Week 2

2022/10/03 - 2022/10/09

Acceleration Ratio

The distributed square attack can reduce the attack time from ~15h to ~4h.

Source Code: https://github.com/wuhanstudio/adversarial-classification

Common Mistakes

While implementing distributed black-box attacks, I noticed that some prior research made several common mistakes in their code. Their methods outperformed state-of-the-art partly because these mistakes gave them access to extra information that should not be available for black-box attacks. For example:

  • They apply the perturbation after image resizing, assuming they know the input image size of a black-box model.
  • The bandit attack does not clip the image while estimating gradients, assuming they can send invalid images (pixel value > 255 or < 0) to the black-box model.

Besides these mistakes, some methods are less effective while attacking real-world image classification APIs:

  • They assume they can perturb a pixel value from 105 to 105.45 (float), while real-world input images are 8-bit integers, thus some perturbations are mitigated after data type conversion: int(105.45) == 105.

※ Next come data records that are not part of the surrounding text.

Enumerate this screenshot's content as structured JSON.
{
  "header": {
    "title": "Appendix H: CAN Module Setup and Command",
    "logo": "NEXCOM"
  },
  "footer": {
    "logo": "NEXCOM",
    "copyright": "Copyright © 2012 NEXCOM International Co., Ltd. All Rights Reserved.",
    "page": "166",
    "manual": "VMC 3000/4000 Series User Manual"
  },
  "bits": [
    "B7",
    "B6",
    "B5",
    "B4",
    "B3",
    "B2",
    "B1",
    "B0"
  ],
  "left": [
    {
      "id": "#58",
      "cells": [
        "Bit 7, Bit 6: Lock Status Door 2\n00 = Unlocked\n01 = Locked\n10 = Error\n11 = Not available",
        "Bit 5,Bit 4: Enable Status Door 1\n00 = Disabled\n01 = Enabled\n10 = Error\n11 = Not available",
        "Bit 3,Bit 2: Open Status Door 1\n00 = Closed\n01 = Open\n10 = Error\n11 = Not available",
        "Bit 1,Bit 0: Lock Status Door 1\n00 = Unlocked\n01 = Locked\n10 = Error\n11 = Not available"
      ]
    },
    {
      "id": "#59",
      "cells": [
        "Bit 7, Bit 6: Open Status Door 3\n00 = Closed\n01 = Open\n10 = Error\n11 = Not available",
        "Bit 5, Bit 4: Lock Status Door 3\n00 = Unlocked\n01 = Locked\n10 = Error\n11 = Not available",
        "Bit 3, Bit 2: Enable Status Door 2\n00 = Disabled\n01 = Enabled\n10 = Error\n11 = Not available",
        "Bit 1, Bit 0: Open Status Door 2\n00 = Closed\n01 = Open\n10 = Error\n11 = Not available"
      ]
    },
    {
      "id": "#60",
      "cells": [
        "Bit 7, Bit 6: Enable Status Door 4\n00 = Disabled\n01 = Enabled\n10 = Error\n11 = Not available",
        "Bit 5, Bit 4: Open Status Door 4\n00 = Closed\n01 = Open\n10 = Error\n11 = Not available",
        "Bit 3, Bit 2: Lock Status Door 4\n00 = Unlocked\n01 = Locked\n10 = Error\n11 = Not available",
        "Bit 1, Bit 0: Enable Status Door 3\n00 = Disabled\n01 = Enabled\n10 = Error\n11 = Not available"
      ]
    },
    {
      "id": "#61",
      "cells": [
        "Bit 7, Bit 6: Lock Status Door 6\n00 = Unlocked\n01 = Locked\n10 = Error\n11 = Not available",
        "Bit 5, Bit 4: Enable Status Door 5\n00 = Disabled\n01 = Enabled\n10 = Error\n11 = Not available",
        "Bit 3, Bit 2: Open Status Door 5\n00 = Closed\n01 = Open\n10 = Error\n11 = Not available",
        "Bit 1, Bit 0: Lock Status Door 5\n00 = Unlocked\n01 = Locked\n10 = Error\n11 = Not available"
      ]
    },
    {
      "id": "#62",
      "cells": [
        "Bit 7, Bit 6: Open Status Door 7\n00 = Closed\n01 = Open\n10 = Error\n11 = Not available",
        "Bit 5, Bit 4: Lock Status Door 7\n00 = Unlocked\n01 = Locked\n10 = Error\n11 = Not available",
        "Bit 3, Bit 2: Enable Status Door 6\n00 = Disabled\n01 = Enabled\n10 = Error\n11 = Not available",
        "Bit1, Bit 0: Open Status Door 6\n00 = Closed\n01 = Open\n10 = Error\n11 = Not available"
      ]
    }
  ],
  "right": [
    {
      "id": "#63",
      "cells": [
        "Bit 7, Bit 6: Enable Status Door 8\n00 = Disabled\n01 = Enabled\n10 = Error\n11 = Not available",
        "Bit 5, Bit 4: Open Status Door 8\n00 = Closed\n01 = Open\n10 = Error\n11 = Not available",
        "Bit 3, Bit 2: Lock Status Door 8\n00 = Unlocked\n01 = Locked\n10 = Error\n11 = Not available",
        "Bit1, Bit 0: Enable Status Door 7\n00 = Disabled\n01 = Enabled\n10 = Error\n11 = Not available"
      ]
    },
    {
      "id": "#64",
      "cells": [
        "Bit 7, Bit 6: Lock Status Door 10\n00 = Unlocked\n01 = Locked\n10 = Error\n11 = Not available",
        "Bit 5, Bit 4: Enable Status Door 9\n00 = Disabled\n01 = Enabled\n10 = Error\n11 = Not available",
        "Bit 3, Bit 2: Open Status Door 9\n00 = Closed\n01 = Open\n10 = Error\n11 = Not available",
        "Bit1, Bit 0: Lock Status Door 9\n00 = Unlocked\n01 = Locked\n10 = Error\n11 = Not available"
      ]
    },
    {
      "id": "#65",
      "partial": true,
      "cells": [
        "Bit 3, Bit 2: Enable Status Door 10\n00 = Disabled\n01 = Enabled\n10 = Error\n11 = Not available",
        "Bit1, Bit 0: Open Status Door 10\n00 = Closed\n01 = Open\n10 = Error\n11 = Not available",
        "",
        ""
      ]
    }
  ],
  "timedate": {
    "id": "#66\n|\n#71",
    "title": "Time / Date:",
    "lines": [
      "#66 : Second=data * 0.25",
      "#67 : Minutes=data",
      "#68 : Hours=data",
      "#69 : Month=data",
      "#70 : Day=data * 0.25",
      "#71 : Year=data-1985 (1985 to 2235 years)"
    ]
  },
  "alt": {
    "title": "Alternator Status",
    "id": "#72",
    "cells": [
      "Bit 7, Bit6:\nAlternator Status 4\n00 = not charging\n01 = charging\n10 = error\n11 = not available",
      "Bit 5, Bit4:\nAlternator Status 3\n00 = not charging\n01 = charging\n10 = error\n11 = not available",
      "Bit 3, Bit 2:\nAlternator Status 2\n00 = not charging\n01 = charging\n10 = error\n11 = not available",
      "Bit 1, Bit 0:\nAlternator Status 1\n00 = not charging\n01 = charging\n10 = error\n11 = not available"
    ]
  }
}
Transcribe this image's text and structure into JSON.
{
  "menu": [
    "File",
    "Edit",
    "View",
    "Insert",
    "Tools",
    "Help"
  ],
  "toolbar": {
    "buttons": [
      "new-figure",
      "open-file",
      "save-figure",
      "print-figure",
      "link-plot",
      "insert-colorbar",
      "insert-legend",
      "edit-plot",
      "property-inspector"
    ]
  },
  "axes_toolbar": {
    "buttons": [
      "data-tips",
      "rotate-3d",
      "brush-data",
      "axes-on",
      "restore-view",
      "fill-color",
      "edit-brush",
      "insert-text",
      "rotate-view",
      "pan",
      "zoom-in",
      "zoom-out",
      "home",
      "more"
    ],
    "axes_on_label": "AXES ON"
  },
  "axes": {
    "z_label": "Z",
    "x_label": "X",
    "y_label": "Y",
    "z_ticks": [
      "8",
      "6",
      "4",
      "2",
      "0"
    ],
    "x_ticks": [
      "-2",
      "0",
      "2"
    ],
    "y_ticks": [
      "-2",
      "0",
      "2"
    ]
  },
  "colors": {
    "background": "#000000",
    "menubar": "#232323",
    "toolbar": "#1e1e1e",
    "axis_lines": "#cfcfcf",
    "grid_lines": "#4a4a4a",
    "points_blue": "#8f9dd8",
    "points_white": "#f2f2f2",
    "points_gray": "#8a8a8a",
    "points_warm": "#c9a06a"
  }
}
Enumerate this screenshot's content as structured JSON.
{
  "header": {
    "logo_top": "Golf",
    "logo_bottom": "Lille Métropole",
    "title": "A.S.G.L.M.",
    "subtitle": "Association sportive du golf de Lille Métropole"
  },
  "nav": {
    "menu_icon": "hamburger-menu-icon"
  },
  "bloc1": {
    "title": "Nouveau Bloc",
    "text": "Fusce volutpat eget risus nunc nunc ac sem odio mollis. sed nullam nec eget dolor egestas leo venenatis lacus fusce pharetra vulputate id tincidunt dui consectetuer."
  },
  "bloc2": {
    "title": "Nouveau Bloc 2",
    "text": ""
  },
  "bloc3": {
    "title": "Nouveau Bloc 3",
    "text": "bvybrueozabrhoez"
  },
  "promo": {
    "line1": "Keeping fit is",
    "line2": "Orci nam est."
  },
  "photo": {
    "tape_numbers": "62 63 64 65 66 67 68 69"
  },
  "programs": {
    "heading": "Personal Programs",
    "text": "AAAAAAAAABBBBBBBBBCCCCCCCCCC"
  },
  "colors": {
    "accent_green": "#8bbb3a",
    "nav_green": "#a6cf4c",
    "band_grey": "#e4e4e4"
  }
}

  • Cloud APIs accept JPEG or PNG images (lossy compression) as input, while prior research assumes they can add perturbations to the raw pixels. After JPEG encoding, some adversarial perturbation gets lost.

As a result, some prior research compared their methods with others under on unfair settings. To prevent making these mistakes, I designed my own image classification cloud service for further research, so that we have a fair comparison.

Why they made these mistakes

They tested their attacks against local models on their computers (they have access to the file model.h5), and rely on themselves to restrain access to model information. Intentionally or unintentionally, they exploit extra information to improve their methods. For example:

  • A Pytorch / Tensorflow model makes predictions using the function model.predict(X), and the function only accepts input images X as arrays. We can't stack images of different shapes to be an array, thus they resize the images to be the same size so that the function won't give errors, which is a mistake.
  • The function model.predict(X) won't give errors even if the image X contains negative values. Thus they are unaware that their methods generate invalid images.
  • The function model.predict(X) accepts float numbers, thus they did not convert their input images to be integers.
  • The function model.predict(X) accepts raw images, thus they did not encode their inputs.

Plan

Week 1:

  • Local Search

    [●] SimBA (2019)

    [●] Square Attack (2020)

Week 2:

  • Gradient Estimation

    [  ] Limited Query (2018) (NES Gradient Estimation)

    [●] Bandits (2019) (The Data and Time priors)

  • Cloud Service APIs

    [●] Cloud Vision (Google)

    [●] Imagga

    [●] Deep API (ours)

  • The Draft for MLSys 2023. (Introduction)